For more on POS rebates, see Section 12.4.2. of our 2019 Economic Report on U.S. Pharmacies and Pharmacy Benefit Managers.

WHY NOT TRY?

Rebate reform doesn't have to be an all-of-nothing proposition.

Plans could start small. I believe that employers should immediately start using POS rebates for the insulin category.

Insulin is an essential medicine that is sold to insurers and PBMs at deep discounts. However, too many patients are forced to make out-of-pocket payments based on insulin’s irrelevant list price. Rebates on insulin are a disproportionate contributor to the gross-to-net bubble.

Eli Lilly’s Humalog (U100) perfectly illustrates the gross-to-net bubble problem.

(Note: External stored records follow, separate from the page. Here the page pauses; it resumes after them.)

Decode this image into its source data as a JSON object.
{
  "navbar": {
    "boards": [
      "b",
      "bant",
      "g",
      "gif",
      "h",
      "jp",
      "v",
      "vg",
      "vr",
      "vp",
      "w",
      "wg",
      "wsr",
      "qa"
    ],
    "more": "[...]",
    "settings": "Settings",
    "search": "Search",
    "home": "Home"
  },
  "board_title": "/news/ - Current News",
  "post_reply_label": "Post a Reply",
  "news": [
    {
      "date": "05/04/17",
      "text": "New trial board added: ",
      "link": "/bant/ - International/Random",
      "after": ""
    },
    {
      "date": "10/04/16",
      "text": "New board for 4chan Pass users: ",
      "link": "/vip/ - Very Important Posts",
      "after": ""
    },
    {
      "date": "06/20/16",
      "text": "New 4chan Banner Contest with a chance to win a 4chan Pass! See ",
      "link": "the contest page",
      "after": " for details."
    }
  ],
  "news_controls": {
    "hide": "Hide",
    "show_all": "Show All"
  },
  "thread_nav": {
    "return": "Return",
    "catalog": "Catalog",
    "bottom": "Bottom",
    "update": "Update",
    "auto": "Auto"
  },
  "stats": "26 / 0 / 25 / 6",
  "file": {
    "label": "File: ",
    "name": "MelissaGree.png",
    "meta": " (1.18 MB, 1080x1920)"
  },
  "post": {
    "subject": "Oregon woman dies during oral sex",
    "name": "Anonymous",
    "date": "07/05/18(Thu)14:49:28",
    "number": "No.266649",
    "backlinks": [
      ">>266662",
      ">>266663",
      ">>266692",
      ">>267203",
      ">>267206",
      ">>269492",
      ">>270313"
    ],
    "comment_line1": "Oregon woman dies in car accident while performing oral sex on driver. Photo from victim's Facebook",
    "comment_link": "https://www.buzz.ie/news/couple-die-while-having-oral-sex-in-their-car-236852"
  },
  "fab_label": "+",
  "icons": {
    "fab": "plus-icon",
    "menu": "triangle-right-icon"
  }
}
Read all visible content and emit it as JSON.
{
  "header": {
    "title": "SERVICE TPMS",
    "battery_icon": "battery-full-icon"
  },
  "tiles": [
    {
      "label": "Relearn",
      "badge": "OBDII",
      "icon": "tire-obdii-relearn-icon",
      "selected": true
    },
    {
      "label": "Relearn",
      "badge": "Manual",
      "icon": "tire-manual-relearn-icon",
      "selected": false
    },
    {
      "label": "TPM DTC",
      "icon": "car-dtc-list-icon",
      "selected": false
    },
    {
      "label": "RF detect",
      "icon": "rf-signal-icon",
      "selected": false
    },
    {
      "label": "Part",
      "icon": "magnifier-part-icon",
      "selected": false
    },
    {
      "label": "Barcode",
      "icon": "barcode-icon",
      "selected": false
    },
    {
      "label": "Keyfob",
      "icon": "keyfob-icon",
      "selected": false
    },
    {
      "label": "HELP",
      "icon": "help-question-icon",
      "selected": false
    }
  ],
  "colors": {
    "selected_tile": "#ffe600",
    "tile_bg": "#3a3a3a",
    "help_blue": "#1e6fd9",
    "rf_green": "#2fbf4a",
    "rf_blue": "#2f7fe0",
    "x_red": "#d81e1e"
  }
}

  • Over the past five years, the per-patient list price of Humalog insulin rose by 52%, while the net price declined by 8%. 
  • The average annual value of Lilly’s per-patient rebates and discounts grew, from $2,928 in 2014 to $5,508 in 2018. 

The chart below is on page 16 of Eli Lilly and Company: 2018 Integrated Summary Report.

[Click to Enlarge]

Congress can do its part by mandating rebate pass-through for insulin in Medicare Part D. Such a change would have a limited impact on premiums, while lowering overall Medicare spending through better adherence to therapy.

POS rebates are not a cure-all. Many problems with the rebate system would remain. Reimbursement and fees received by channel intermediaries—wholesalers, pharmacies, and PBMs—for a brand-name prescription would remain linked to a drug’s list price, not its net post-rebate price. Plans could choose to pass through only a small portion of the rebate, which may not offset enough of the patients’ out-of-pocket costs or change the plans’ incentives.

Despite these shortcomings, POS rebates are a workable solution to the warped incentives and distortions of the U.S. drug channel. Will commercial and government payers adopt this sensible solution for one of our country's most troubled categories?